His commitment to the cause is such that in his early test career officials would delay taking him to the post-match press conference because he was emotionally and physically spent. Tears of utter frustration have been seen on his cheeks after galling defeats.
There is a certain depth of sincerity to Pocock which people gravitate to, and also characteristics that probably set him apart from the pack, or at least the stereotypical pack.

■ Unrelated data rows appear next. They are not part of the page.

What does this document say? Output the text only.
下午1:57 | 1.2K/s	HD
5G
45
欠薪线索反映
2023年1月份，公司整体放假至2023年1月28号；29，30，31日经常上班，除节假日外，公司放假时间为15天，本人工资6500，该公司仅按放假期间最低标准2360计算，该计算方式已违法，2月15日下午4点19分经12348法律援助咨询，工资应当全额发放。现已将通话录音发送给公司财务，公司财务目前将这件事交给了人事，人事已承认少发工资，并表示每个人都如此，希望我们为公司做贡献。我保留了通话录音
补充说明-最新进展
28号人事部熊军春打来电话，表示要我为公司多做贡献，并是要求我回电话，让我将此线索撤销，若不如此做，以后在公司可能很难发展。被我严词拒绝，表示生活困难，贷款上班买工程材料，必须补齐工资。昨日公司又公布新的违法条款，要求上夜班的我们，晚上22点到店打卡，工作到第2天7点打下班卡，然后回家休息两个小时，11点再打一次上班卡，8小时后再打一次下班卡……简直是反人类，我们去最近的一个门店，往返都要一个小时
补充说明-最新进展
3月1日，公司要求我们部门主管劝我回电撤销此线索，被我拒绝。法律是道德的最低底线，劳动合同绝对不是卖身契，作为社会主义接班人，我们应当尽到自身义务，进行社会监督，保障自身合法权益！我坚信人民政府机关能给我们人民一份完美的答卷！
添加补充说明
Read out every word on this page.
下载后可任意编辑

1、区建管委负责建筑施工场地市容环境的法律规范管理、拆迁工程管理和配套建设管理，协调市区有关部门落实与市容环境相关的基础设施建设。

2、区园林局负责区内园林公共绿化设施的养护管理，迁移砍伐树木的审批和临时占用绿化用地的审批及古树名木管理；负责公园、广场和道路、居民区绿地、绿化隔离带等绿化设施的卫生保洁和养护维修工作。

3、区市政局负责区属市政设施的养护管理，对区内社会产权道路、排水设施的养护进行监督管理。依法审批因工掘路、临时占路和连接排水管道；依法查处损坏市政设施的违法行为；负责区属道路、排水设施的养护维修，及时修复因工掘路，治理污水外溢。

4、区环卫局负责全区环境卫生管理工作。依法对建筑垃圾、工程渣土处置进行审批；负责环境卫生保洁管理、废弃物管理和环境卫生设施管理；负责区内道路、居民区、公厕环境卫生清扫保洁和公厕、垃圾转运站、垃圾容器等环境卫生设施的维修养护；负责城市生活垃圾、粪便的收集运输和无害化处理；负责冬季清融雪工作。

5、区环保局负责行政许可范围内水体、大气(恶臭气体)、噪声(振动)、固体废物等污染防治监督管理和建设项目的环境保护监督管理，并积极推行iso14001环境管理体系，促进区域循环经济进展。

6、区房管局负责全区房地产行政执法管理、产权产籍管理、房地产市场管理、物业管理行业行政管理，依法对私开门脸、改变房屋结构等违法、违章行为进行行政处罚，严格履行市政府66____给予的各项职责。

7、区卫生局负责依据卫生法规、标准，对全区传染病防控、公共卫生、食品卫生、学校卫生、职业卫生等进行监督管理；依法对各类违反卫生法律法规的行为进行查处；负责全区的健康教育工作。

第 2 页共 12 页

For starters, there is his dedication to gay rights and other social and political issues. When he and partner Emma, an Australian, married last December, they used the opportunity to support their gay-marriage beliefs.
Pocock says: "I don't see what the big deal is with the whole gay marriage debate in Australia.
"Being brought up in a Christian home and still identifying as Christian, I get pretty annoyed with the Christian lobbies around the world who say gay marriage destroys the family and all that kind of rubbish.
"They claim to follow someone who always stood up for the oppressed and marginalised.
"I guess it is a fear of the unknown - if you talk to someone who doesn't like gay people you can almost guarantee that they don't know too many.
"These are the prejudices that you have to challenge and break down. Emma and I decided not to get legally married until our gay friends could do the same."
He is also dedicated to the fair trade movement.
"I'm really passionate about challenging people in the First World to think more about the way they consume things," he says.
"For example, kids working in the Ivory Coast rather than going to school, and being sold to slavery, seem like very distant things to us when we pick up a chocolate bar. Few people make the connection.
"We need to buy products produced in a way that everyone involved gets a fair share."
He helped start a project named Eightytwenty Vision, which funds and promotes self-help and solutions in Nkayi, a town in Zimbabwe. On a website where Pocock was asked about his favourite books, he extols "Jungian thought".
This single mindedness is among the traits that will one day make him a Wallaby captain, and a very interesting one, you suspect. His journey from the madness of Zimbabwe to gladness in Australia might drive these passions for justice.
"Knowing how a vast majority of the world live, I have a real appreciation of how good things are in Australia, New Zealand and the rest of the developed nations around the world," he says.
"I am also very thankful to our parents for moving us here - it is much harder for the older generation to leave everything they have worked for behind like that."
Pocock loves returning to Zimbabwe, where he goes bush - "it's great getting away from all the modern gadgets" - and hangs out with cousins.
"Representing your country is a huge honour, something you put a huge effort into for a very long time," Pocock says.
"To actually do it with guys you've been playing with since you were 16 is pretty special.
"To see how they've progressed and the effort they've put in, to stand there together singing the anthem, it is very satisfying."